GRÁVIDA DE MELANCIA NA FILA DO BANCO
Carlão estava na fila do banco. Uma fila enorme, cansativa, como todo início de mês. Office-boys com enormes malotes, inúmeras notas. O diabo.
Carlão, então, vendo que o caixa destinado a gestantes, pessoas idosas e outras, estava praticamente vazia.
Foi embora. Minutos depois estava de volta. Com uma peruca loira vestindo uma camisola, e com um barrigão enorme. Os lábios medonhamente pintados, ou borrados por um batom espalhafatoso.
Segurava a barrigona.
-Mas esse menino está impossível. -disse Carlão, disfarçando, tentando afinar a voz. Estava parecendo a voz da Vovó Mafalda.
Ele só não contava com a barba por fazer, exposta. E as pernas peludas saindo da camisola. Sem falar que de vez em quando metia a mão na bunda pra puxar a cueca que entrava a todo momento e provocava uma sensação horrível no rego.
-Acho que há algo estranho aqui.
-Como, algo estranho?! -Carlão mexia na barriga.
-Você não parece o que é.
-Ah, não! Não vem com essa de Fred agora não!
-Freud, a senhora... ou o quer que seja está tentando se referir.
-Fique você sabendo que eu engravidei num acidente. Eu e o Estevão brincávamos na gangorra. E tudo aconteceu... O maldito. Mal-di-to!
-Sei lá...
-Como sei lá, minha senhora! Sou desse jeito porque não tive sorte na vida de ser uma modelo. Veja, minhas pernas peludas. Desde pequena passei por tratamento, mas nada adiantou. Olha só. Eu não queria. Uma gravidez neste momento não estava nos planos... Eu falei pro Estevão, aquele maldito, mas ele estava muito excitado. Não encontrei o maldito anticoncepcional a tempo!
-Hummm!
-Eu não tive sorte. Sou uma doida. -e a barriga insistia em querer cair. Carlão, num solavanco puxou-a. E todos olhando. -Ah, desculpe, é a minha primeira gravidez. Não estou acostumada. Fica quieto aí! Mas que coisa!
-Como é o seu nome?
-Mafalda.
-Coincidência! O mesmo nome da Vovó Mafalda.

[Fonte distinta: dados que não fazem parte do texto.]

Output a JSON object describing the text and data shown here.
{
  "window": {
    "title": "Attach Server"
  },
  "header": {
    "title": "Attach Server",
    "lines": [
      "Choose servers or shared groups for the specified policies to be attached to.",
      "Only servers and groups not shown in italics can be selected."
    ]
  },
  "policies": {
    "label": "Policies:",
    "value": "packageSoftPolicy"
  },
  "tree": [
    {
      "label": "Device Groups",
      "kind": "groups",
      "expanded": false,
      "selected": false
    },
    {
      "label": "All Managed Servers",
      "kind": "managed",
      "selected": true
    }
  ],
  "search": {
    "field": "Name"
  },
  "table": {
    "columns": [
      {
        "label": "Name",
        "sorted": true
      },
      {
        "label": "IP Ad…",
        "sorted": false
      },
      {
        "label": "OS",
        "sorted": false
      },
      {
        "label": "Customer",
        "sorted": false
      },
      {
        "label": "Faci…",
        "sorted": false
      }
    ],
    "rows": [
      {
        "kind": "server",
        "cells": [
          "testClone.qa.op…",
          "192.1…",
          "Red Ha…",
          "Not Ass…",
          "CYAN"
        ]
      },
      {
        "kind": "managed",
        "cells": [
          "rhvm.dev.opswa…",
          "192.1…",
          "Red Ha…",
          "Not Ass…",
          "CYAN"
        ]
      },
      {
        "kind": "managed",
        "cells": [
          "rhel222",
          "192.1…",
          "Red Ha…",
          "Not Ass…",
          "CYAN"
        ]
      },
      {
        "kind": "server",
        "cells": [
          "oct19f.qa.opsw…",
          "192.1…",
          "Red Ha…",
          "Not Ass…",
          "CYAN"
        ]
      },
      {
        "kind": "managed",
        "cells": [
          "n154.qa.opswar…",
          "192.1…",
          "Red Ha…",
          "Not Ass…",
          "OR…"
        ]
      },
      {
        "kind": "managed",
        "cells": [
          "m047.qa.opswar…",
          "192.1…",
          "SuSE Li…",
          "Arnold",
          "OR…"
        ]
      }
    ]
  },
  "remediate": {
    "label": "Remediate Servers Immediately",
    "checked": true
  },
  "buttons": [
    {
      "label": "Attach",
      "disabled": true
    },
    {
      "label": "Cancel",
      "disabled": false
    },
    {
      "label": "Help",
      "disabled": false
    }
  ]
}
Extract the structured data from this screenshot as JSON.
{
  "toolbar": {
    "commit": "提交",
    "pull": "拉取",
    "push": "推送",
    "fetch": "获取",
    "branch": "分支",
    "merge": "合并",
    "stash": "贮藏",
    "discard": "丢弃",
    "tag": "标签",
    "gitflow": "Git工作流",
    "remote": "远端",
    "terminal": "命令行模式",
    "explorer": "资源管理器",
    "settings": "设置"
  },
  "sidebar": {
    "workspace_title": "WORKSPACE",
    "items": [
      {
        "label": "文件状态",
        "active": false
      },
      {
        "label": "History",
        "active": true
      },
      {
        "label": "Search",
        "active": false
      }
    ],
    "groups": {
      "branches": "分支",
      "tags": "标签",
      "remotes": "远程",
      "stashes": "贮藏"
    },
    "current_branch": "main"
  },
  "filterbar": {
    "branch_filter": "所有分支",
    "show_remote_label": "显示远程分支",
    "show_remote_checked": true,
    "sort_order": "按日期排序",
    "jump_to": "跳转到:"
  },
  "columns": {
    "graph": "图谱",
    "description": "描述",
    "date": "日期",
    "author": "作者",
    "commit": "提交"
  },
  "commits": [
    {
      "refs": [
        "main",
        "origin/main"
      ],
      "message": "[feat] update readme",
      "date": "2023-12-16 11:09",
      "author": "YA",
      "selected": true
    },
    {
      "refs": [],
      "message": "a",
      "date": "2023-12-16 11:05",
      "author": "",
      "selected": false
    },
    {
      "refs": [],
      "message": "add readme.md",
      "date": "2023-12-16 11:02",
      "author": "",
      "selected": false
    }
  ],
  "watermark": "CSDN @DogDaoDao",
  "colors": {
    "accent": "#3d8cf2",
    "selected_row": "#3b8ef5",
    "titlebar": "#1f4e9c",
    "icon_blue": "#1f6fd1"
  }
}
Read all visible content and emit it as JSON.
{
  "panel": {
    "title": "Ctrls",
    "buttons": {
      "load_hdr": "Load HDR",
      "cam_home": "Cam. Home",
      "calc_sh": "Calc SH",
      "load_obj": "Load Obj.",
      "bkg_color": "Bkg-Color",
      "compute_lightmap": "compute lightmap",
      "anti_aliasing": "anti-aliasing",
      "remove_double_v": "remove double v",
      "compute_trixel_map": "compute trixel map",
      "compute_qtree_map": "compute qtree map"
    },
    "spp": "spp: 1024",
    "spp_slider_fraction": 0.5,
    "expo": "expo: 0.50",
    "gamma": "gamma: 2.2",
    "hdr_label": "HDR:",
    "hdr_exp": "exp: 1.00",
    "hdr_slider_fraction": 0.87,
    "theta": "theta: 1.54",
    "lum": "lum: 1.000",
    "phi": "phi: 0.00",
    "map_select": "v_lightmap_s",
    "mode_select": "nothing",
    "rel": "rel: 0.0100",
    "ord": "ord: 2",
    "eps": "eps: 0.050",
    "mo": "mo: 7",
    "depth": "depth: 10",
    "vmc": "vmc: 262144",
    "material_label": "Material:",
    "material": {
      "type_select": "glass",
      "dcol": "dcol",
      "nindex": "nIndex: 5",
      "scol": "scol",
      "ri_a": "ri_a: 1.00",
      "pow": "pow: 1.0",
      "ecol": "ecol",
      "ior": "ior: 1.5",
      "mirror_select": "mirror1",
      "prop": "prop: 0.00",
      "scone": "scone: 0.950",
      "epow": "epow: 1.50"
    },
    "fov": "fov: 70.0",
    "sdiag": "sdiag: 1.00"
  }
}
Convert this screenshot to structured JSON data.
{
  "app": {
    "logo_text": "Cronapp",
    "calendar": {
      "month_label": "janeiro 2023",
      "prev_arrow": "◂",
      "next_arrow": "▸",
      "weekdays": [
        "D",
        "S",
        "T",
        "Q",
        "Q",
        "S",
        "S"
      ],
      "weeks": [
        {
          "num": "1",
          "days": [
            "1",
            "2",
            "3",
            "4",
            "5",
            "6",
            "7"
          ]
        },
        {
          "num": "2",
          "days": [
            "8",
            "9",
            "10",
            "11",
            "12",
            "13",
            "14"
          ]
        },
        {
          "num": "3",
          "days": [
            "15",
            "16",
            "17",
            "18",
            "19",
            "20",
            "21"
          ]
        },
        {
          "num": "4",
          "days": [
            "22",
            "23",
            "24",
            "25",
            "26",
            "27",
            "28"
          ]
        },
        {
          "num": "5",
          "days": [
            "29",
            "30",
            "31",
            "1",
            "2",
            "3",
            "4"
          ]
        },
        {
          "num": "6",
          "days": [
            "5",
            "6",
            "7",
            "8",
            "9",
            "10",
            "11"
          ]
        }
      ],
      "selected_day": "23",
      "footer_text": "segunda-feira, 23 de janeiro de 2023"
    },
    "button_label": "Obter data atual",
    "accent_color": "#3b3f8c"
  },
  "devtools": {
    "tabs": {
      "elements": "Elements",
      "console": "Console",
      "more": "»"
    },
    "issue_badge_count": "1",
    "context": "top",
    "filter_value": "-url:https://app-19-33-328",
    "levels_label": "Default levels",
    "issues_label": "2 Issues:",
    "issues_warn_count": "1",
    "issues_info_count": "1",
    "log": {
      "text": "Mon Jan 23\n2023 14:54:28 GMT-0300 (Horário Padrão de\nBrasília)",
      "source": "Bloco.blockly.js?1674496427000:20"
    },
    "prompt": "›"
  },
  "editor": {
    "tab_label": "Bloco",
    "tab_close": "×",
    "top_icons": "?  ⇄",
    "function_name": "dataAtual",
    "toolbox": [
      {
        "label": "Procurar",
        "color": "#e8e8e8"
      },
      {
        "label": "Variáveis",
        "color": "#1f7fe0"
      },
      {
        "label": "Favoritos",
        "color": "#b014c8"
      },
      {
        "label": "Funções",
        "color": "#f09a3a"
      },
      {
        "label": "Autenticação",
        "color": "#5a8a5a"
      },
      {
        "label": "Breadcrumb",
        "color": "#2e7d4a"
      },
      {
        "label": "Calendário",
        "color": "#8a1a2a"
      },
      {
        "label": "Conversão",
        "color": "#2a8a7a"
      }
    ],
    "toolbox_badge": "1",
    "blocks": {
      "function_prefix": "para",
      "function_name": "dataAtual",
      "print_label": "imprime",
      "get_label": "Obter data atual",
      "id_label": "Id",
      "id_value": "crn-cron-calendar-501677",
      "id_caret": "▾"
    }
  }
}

-Minha mãe assistia muito a Vovó Mafalda.
-Mas você tem certeza que é o que é?
-Por favor... -ela fingiu chorar, -... tive muitos desgostos na vida. Por favor, sei que não sou uma Gisele Budchen... Ainda tenho que chegar em casa e suportar o Estevão. Desde que soube que estou grávida, ele me espanca. É todo dia. Minha vida está um inferno. Ele não está aceitando isso. Essa minha gravidez.
-Entendo. Acho que se fosse eu estaria preocupado também... - a caixa do banco ficou olhando para Carlão naquele estado... -Sabe-se lá o que vai sair daí.
Carlão, de peruca loira, despenteada, pernas peludas, de camisola. O batom cada vez mais borrado. Batia na barriga postiça:
-Mas isso é meu. -É meu! -e chorava, -O que vai nascer é meu! Puxa, é algo que vem de mim. De dentro mim. O espermatozóide do Estevão encontrou-se com o meu óvulo e tudo começou.
-Nossa, deve ter sido um espetáculo incrível.
-Olhando para mim, a vida prevalece. A vida quer vencer....
-Dá trabalho acreditar... mas tudo bem...
-Um dia, eu e o Estevão tínhamos brigado. Ele tinha me dado dois pé-do-ouvido. Mas eu tinha acertado uma cotovelada bem no olho dele... Papai e mamãe foram lá em casa. Papai, calmo como sempre, perguntou porque Estevão não estava me fazendo feliz. Sabe o que Estevão teve a petulância de falar? Que era eu.... Eu! Eu que não queria ser feliz. Que era eu que evitava a felicidade que ele me dava... Óh, me dá tontura só de lembrar. Estevão me ama, o problema é que ele não tem como expressar o seu amor. Um dia ele me deu um pneu de trator. Acho lindo isso. Papai achou que se ele quisesse mesmo a minha felicidade não tinha me dado um pneu de trator. Mas vá lá entender o amor. O nosso amor é limpo puro, como canela de freira. Pena que as outras pessoas não querem aceitar isso.
Quando aconteceu. A barriga postiça era uma melancia redonda que Carlão havia comprado ali de uma banca ao lado da agência. Carlão não conseguiu segurar a melancia e caiu no chão espatifando, espalhando o seu interior vermelho para todo lado.
Na mesma da hora pôs a mão na cabeça e começou a gritar:
-Jesus! Jesus! Abortei! Abortei! Abortei! Façam alguma coisa! Abortei! Abortei!